Gov. Kenny Guinn's chief legislative liaison said Friday lawmakers will have a "good compromise sitting in front of them" when they return to finish the tax plan June 25.

But he made it clear the final deal won't include reopening and chopping money out of the budget.

Deputy Chief of Staff Mike Hillerby said the proposal which had the best chance of passing the special session included a combination of a franchise tax on all businesses and a payroll tax to replace the Business Activity Tax.

"The vast majority of the people who will actually pay those taxes have said they will actually support it," Hillerby said.

He said businessmen and gaming lobbyists were willing to use that as the basis of a compromise

"So what is the Legislature's problem?" he asked.

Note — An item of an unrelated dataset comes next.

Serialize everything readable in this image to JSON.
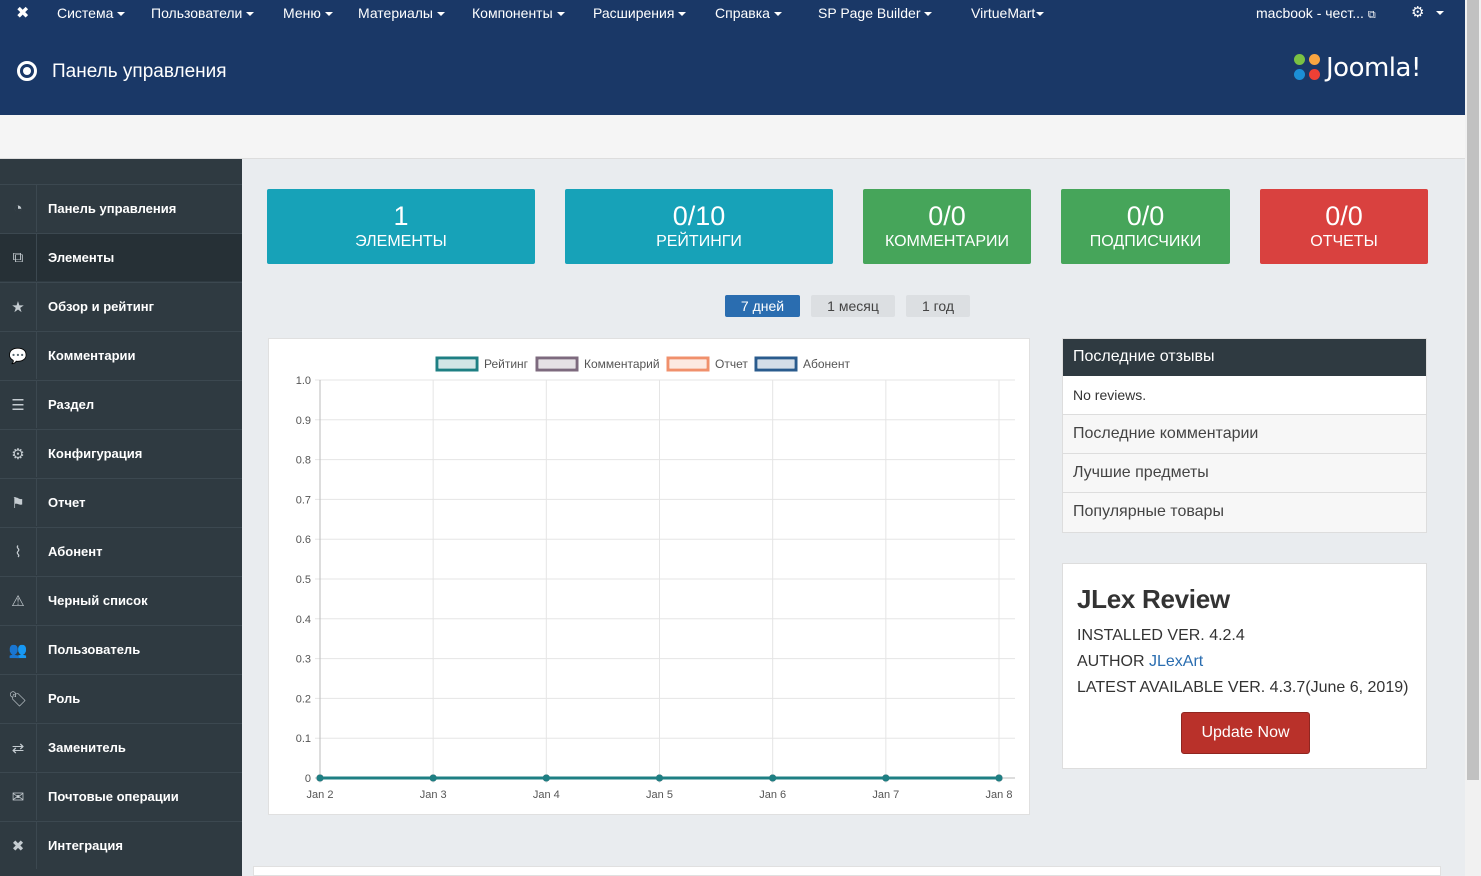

Speaker Richard Perkins, D-Henderson, was upset when, the morning after he thought both houses had agreed on that plan, the Senate went off in a completely different direction.

"I thought we had a deal and then they do this," he said after the compromise was abandoned without any notification to the Assembly leadership.

Hillerby said if lawmakers want to go in another direction, they have the "exhaustive" task force study of the tax structure, thousands of pages of analysis and projections from their own staff and the Department of Taxation.

"The tools are all there and they've just got to put them together," he said.

Some have suggested maybe the governor should prepare a compromise tax plan to help guide lawmakers when they return but Hillerby said no.

"We've got a plan for them to consider," he said. "We gave it to them in February."

Guinn presented lawmakers a tax plan that would have generated just under $1 billion over two years based on a business gross receipts tax. The money committees pared the budget back to $860 million.

But some lawmakers including Southern Nevada Republican Senators Barbara Cegavske, Ann O'Connell and Sandra Tiffany have said it's too much and they won't vote for taxes without further cuts. They are joined by a core of Republican Assembly members including Minority Leader Lynn Hettrick of Gardnerville and Ron Knecht of Carson City.

Hillerby said the governor has signed the budget and believes it is an appropriate level of funding. He said more than 70 percent of the 63 members of the Legislature apparently feel the same since they also voted for the budget.

He said the minority needs to recognize its responsibility to help make sure the budget approved by the majority is funded rather than demand the governor reopen the budget to appease a minority which doesn't intend to support taxes anyway.

"It's a bit disingenuous to now be talking about making budget cuts to make taxes more palatable or to be talking about which taxes ought to be considered when you have no intention of voting for them under any circumstances," he said.